Fruits and vegetables would be placed directly on the slatted shelves to encourage airflow around them. Items such as milk bottles could be stored wrapped in a wet cloth. The rapid evaporation to the moving air could keep the milk sufficiently cool.

Prior to the widespread usage of home refrigeration, iceboxes were used for the cool storage of food items.
The California cooler could be used to free up valuable space in the ice box by storing items that did not require as much refrigeration. Even after electric refrigeration came into play, they continued to be used to provide additional cool storage.

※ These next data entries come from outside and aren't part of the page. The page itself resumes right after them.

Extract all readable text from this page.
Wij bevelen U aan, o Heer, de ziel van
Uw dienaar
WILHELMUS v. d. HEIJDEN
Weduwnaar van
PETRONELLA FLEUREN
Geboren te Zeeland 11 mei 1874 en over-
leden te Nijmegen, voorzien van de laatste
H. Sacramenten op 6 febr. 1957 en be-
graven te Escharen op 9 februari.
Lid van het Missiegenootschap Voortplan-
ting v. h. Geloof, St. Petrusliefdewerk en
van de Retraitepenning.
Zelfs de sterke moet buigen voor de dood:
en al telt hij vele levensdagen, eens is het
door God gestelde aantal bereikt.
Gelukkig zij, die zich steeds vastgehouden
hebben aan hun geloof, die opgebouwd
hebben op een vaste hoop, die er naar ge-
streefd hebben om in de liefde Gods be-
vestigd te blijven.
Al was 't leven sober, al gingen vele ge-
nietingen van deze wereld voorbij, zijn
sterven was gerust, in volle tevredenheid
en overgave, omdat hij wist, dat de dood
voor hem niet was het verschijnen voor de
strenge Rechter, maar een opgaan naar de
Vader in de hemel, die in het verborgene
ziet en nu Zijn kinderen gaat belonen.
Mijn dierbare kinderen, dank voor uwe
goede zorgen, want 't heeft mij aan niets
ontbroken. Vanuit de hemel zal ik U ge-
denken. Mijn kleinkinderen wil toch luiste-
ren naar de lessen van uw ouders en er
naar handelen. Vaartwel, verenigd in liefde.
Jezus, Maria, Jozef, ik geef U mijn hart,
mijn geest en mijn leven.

After the advent of refrigerants such as Freon in the 1930s, California coolers, along with ice boxes, waned in popularity.

==Adaptations==
Although some California coolers have been preserved, often they remain with vents to outside blocked off and are used as general storage. Many modern designers have completely removed the cabinets in renovations; however, some have replaced the exterior vents with windows to bring light into the area, or even occasionally provide an opening for a cat door.